Bevor das Auto verkauft werden soll, ist es wichtig, sich einen reellen Preisüberblick zu verschaffen. Mitunter liegt dieser deutlich höher oder niedriger als gedacht und es ist besser das gewohnte Auto doch zu behalten. Hierfür gibt es verschiedene Internetportale, auf denen sich exakte Vorauswahlen treffen lassen, um fast identische Modelle zu finden. Ebenso kann es sich lohnen, einen Autohändler aufzusuchen. Gleicht sich sein Angebot mit denen in anderen Verkaufsanzeigen, ist eventuell ein sofortiger Verkauf "wie gesehen" möglich und es lässt sich viel Aufwand sparen. Ansonsten ist immer damit zu rechnen, dass ein Autohändler weniger bietet als ein privater Käufer. Der Autohändler muss das Auto schließlich kontrollieren, warten, eine Gebrauchtwagengarantie geben und möchte ebenso Geld verdienen.

Wo biete ich meinen Gebrauchtwagen an?

Steht die Preisvorstellung folgt die Entscheidung wie und wo der Gebrauchtwagen angeboten wird. Hier entscheidet die persönliche Vorliebe und oft ändert diese nichts am erfolgreichen Verkauf oder dem erzielten Preis. Während der eine vieles lieber online reguliert, bevorzugen andere die typische Zeitungsannonce. Selbst Auktionen bieten inzwischen die Möglichkeit, einen Mindestpreis festzulegen, der verhindert, dass ein Gebrauchtwagen unter seinem Wert verkauft wird.

Möglichkeiten des Autoverkaufs:

  • Annonce in der Tageszeitung oder regionalen Anzeigeblättern
  • Internetanzeige
  • Internetauktion
  • Gebrauchtwagenhändler

Jede Variante hat ihre Vor- und Nachteile. Gerade das Internet bietet die Möglichkeit günstig viele Bilder und eine detaillierte Beschreibung zu veröffentlichen. Bietet allerdings auch den Schutz der Anonymität und Spaßkäufer lassen eventuell den gedachten Verkauf platzen. Dieses passiert bei Gebrauchtwagenhändler seltener, wofür allerdings ein niedrigerer Verkaufspreis zu erwarten ist. Internetauktionen ohne Mindestpreis können ein Risiko sein, sich bei mehreren Interessenten aber ebenso sehr positiv auswirken. Eine generelle Empfehlung gibt es daher nicht.

Was muss ich beim Verkauf meines Gebrauchtwagens beachten?

Auch ein Autoverkauf unter Freunden ist ein Vertrag und sollte immer so behandelt werden. Ein Vertrag bezeichnet was verkauft wird, sichert spätere Reklamationen ab und ist vor allem ein Nachweis, wer jetzt für das Fahrzeug verantwortlich ist. Daher immer einen richtigen Kaufvertrag aufsetzen. Diese gibt es entweder von der Versicherung oder als Vorlage im Internet zum Download.

Weder für den Käufer, noch für den Verkäufer soll später das böse Erwachen kommen.
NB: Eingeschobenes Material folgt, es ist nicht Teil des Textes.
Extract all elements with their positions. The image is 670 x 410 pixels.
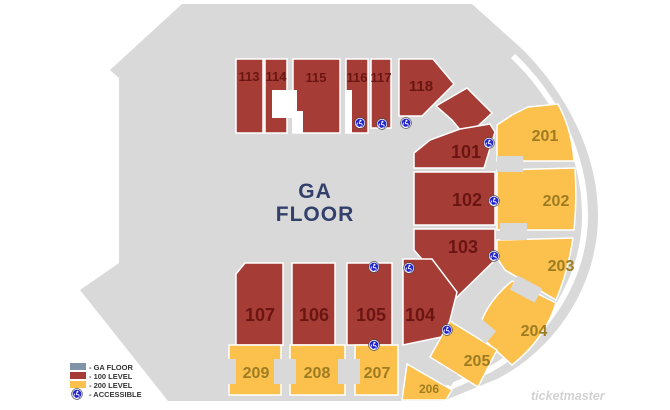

Daher sollte unbedingt auf Mängel hingewiesen werden. Ein Verschweigen kann spätere Streitereien und gerichtliche Auseinandersetzungen nach sich ziehen. Ganz wichtig sind zurückliegende Unfallschäden. Diese sollten unbedingt im Kaufvertrag vermerkt werden.

Kommt ein Verkauf zustande, müssen dem Käufer alle wichtigen Dokumente übergeben und alle Schlüssel ausgehändigt werden. Das betrifft:

  • Fahrzeugschein und Fahrzeugbrief
  • TÜV-Bescheinigung
  • alle Fahrzeugschlüssel
  • Kopie des Kaufvertrages bzw. doppelte Ausführung
  • Inspektionsheft
  • Nachweise über Reparaturen und angebaute Sonderteile

Wichtig: Der Fahrzeugbrief ist der letzte Besitznachweis. Diesen erst bei der Bezahlung übergeben.

Nach dem Verkauf

Je nachdem, wie der Gebrauchtwagen verkauft wurde, gibt es unterschiedliche Schritte. Wurde das Fahrzeug angemeldet und versichert verkauft, hat der Käufer sein neues Auto schnellstmöglich umzumelden. Als Verkäufer sollten sie je eine Kopie des Kaufvertrages an die KFZ-Zulassungsstelle und ihrer Versicherung schicken. Hiermit sind diese informiert, dass nicht mehr sie für das Fahrzeug verantwortlich sind. Dennoch liegt die Pflicht beim Käufer, das Fahrzeug auf den eigenen Namen bei der KFZ-Zulassungsstelle zu melden.

Zwar mit etwas mehr Kosten verbunden, aber einfacher ist es das Fahrzeug vorher abzumelden. Dabei informiert die KFZ-Zulassungsstelle das Finanzamt und die Versicherung. Zu viel bezahlte Steuern werden automatisch erstattet. Die KFZ-Versicherung sollte dennoch kontaktiert werden, damit alles Weitere zum Versicherungsschutz geklärt wird.